И я снова бросился вверх по склону - легко, словно бежал под горку. Вот и наш дом, вот дедушки, режущиеся в домино за столом у качелей. В той, скучной взрослой жизни, стола не было, как уже не было и его завсегдатаев. Вот Егор, друг и сосед по площадке, машет мне рукой из окна. Вот девчонки, и среди них Светка – курносая и вредная, но втайне обожаемая мною, чертят классики на чудом освободившемся из снежного плена куске асфальта. Я проскочил мимо них, наспех вылил из сапог жижу и забежал на свой этаж.
Птичья трель звонка почти оглушила меня. В той жизни трели не было, ее сменило легкое попискивание домофона. Еще раз... Но дома никого не оказалось. Ну да, чудеса кончаются –вздохнул я и поплелся вниз по лестнице.
- Ты ключ забыл, что ли? Мама в булочную ушла. Придет сейчас. Ишь, как промок-то! Ох и всыплет мать тебе! - тетя Капа, встретив меня у двери подъезда, неодобрительно поправила сбившийся «петушок» на моей макушке. – Пойдем ко мне, я тебя чаем горячим напою.
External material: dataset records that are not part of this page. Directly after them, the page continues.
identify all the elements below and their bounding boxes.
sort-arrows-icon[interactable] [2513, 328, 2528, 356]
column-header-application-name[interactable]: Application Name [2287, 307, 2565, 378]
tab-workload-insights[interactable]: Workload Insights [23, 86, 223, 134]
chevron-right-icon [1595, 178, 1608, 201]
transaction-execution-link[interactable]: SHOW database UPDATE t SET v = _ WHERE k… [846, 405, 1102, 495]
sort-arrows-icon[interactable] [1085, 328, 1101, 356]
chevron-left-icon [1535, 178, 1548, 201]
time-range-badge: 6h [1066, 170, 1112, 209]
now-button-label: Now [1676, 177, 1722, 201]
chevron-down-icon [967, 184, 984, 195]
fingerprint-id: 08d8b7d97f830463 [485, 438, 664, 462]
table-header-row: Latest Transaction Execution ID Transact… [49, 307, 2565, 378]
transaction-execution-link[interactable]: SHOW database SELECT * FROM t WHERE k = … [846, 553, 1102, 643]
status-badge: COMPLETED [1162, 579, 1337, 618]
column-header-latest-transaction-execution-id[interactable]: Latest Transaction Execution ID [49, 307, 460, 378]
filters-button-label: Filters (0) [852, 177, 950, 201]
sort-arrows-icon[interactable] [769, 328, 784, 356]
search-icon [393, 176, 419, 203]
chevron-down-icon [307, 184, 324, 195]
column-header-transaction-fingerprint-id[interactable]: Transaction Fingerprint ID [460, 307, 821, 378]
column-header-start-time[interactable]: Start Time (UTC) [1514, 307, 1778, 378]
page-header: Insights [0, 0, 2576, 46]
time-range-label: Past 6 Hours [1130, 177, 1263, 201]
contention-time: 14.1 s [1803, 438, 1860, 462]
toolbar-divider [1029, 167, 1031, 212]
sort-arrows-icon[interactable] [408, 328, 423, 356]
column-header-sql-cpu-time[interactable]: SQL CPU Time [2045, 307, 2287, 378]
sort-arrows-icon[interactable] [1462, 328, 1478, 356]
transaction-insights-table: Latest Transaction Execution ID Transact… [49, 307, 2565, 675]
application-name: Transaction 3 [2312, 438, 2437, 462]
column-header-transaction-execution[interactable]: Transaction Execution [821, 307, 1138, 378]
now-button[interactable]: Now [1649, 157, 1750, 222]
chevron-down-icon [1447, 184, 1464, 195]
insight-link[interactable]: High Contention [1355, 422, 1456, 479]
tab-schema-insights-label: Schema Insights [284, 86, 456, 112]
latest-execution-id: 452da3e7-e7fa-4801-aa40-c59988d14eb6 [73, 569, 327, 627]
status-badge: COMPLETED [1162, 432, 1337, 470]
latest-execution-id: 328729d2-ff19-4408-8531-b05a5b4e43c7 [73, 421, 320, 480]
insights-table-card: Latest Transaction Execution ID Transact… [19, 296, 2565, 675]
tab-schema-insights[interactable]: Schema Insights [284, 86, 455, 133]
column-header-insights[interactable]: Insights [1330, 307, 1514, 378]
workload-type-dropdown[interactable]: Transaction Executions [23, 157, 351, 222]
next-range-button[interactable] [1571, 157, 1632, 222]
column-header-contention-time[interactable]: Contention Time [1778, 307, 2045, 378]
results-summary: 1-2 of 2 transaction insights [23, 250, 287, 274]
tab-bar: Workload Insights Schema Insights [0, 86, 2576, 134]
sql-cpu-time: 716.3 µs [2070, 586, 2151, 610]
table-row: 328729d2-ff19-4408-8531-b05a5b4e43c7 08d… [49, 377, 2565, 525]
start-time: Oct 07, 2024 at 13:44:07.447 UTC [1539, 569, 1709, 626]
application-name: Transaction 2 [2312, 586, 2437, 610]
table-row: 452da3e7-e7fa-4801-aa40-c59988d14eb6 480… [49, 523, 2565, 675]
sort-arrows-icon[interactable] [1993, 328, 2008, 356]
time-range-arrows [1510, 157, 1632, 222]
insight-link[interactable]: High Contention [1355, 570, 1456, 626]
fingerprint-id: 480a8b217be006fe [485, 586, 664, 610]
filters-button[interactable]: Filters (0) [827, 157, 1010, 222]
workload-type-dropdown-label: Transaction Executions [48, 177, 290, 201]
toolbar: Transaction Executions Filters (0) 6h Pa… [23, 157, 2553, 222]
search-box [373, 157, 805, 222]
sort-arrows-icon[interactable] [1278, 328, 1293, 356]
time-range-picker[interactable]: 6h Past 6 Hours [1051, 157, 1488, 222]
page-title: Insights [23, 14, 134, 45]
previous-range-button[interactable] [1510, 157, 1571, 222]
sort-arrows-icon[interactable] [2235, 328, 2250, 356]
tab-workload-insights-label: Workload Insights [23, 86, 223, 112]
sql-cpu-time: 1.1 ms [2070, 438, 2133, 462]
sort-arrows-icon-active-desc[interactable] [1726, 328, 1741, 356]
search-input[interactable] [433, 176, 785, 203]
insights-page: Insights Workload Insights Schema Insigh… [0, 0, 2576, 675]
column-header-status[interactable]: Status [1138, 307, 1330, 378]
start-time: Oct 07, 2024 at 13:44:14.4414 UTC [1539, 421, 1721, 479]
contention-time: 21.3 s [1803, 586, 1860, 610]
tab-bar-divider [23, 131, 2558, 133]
- Да не, спасибо, тетя Капа, я тут маму подожду.
Я уселся на облезлую скамейку, качая ногой и щурясь от солнца, отражавшегося в огромной луже у подъезда. Из-за угла вышла женщина в зеленом драповом пальто, сердце бешено заколотилось, и я словно на крыльях слетел со скамейки.
- Мама! Мамочка! – Я уткнулся в нагретый солнцем зеленый драп, пряча слезы.
- Сева! Ты что! Обидел кто-то? – Мама бросила авоську с батоном на скамейку, приподняла мое мокрое лицо.
- Нет, нет, я просто так соскучился по тебе!
- Да я же полчаса назад с тобой гуляла! Неужели успел заскучать? Пойдем кушать, я хлебушка свежего купила, теплый еще.
Кораблик, сделанный мамой из старой тетрадки, покачивался на сверкающей ряби. Я держал мамины ладони, не решаясь отпустить их, и жмурился от счастья.
- Папа! Ты чего?
... Я стоял у подножья холма, удерживая в руках маленькие теплые ладошки Василька. Наш кораблик застрял в пучке прошлогодней травы.
- Ну что, сына, запустим кораблик еще раз?
Мы побежали вверх по холму легко, как под горку.